Could the LINE-1 suppression we see here be due to excess RNA processing leading to non-full-length L1 transcripts? And if so, implications of that?
I will have to review this study a bit more. As someone who has done Sanger sequencing I wish they included the BNT sequence as well to compare, but that's a personal gripe. I think the analysis of the gel may be incorrect. It appears that Ctrl 5 and 6 were done to show that their amplicon had to have been arrived from DNA, such that Ctrl 5 and 6 essentially did an RNA extraction. Because both did not have any RNA, no amplicon was found. I think their wording made it confusing. They should not have said they performed PCR on RNA purified from the cells but that they did an RNA extraction to see if they could find any RNA to begin with.
It seems like they may have used these cells because of their ability to replicate, so I suppose it may have been done to mimic effects in rapidly dividing cells.

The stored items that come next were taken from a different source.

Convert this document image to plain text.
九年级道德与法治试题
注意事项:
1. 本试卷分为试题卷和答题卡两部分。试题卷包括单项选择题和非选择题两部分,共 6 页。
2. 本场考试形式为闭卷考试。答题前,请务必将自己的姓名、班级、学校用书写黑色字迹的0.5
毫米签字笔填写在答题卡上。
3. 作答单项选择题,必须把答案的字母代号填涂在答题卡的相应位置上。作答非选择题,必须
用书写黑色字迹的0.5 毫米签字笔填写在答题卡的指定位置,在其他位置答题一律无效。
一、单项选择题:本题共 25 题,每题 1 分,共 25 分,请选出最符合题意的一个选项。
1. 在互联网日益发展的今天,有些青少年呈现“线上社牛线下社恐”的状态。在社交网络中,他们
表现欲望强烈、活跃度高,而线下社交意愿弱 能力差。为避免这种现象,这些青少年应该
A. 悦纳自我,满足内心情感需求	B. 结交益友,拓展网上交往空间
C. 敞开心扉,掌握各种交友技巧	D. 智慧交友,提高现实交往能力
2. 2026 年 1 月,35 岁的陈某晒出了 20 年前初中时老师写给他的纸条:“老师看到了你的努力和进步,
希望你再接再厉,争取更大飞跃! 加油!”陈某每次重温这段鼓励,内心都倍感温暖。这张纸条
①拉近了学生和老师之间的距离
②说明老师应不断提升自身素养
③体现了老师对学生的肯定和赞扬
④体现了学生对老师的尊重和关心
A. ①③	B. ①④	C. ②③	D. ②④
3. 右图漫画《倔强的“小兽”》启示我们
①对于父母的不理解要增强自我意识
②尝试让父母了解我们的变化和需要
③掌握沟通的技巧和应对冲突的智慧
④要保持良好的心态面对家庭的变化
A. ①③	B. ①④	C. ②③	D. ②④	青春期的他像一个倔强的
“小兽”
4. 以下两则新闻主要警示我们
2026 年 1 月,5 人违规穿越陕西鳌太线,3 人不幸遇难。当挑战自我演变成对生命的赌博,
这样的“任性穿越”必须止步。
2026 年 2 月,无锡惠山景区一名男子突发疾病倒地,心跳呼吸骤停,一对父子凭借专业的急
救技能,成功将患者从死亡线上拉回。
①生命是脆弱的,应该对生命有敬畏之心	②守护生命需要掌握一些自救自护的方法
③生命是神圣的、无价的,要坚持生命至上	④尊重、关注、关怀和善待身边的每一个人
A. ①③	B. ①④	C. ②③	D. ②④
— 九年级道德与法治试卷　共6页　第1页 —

This is an interesting study, but it definitely means more research should be looked into. If true they should try replicating this study in mice models. I think they should have discussed the possible ramifications. Viruses known to cause cancer usually do so by integrating into host genome. Then, when the viral genome is clipped the process is usually sloppy with either a little too much of the host genome being taken or a bit of the viral genome may be left behind causing a frameshift mutation.
I will hold off on this study and reserve judgement, but I would hope it provides more avenues of research to examine.
It is most incredible to have disagreements on substack and your article is very interesting. Thanks for discussing it. I am also baffled by LINE-1 expression not matching what I would have expected.